Are there other trends to take into account?
In a word: yes. The trends in this book are a snapshot of our changing world. To be useable, the book is necessarily brief, and there are certainly other trends that are just as important to consider. All five previous Trends Shaping Education publications present complementary trends that are still relevant, and we encourage the fans of this series to explore those too. Hint: if you are interested in democracy and ageing, have a look at the 2019 edition. If cities and biotech, see the 2016 edition. If skills and well-being, the 2013 edition has a special section on this.
The future likes to surprise us: From trends analysis to using scenarios
Much of our thinking of the future is linear, based on extending currently existing trends. But not all trends are created equal. Some trends, for instance those related to population growth or climate change, lend themselves easily to long‑term planning. Others are less predictable, such trends in technology or youth culture. Trends slow, accelerate, bend and break. And as the COVID-19 pandemic reminds us, unforeseen events can disrupt even long-standing trends.
This volume departs from previous editions by incorporating two new elements:
It highlights some of the unexpected ways in which COVID-19 has and is still disrupting global trends, with a special section for each chapter.
It connects each chapter theme with a mini-scenario exercise, stimulating readers to reflect on how the future might differ from our current expectations.

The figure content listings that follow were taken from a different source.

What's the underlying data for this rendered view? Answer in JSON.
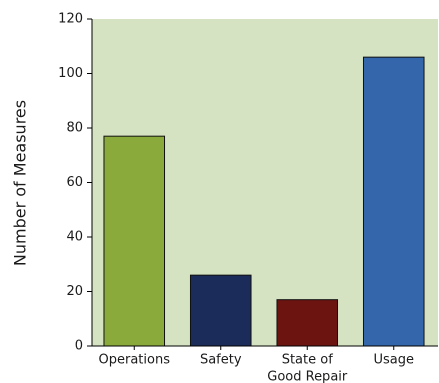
{
  "chart_data": {
    "type": "bar",
    "categories": [
      [
        "Operations"
      ],
      [
        "Safety"
      ],
      [
        "State of",
        "Good Repair"
      ],
      [
        "Usage"
      ]
    ],
    "values": [
      77,
      26,
      17,
      106
    ],
    "bar_colors": [
      "#8aab3c",
      "#1b2b5a",
      "#6b1410",
      "#3366aa"
    ],
    "plot_background": "#d6e3c2",
    "ylabel": "Number of Measures",
    "yticks": [
      "0",
      "20",
      "40",
      "60",
      "80",
      "100",
      "120"
    ],
    "ylim": [
      0,
      120
    ],
    "grid": false
  }
}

Connecting to the four OECD Scenarios for the Future of Schooling
In the face of fast-changing trends and unexpected events, using scenarios allows us to explore the implications of multiple alternative futures. The four OECD Scenarios for the Future of Schooling have been constructed in a time frame of approximately 15-20 years: long enough for significant change to occur beyond immediate political cycles, but not so far off as to be too remote for anyone except futurists and visionaries.
Each of these alternative futures is elaborated in the last two pages of this introduction, structured around four common design principles: i) goals and functions, ii) organisation and structures, iii) the teaching workforce, and iv) governance and geopolitics. The Reader is invited to use these scenarios with the corresponding exercises at the end of each chapter to explore alternative futures in a structured way – for schooling, certainly, as well as for other levels of education and its institutions.
Future thinking is designed to foster reflection and discussion. Above all, we hope that the different users of this report will ask the question: “What might this trend mean for my work, and are we prepared for the different scenarios?”. Or better still, “How do these trends and scenarios, taken in combination, redefine the context in which I am making decisions?”. This can help gauge our preparedness for different possible futures, and prepare now.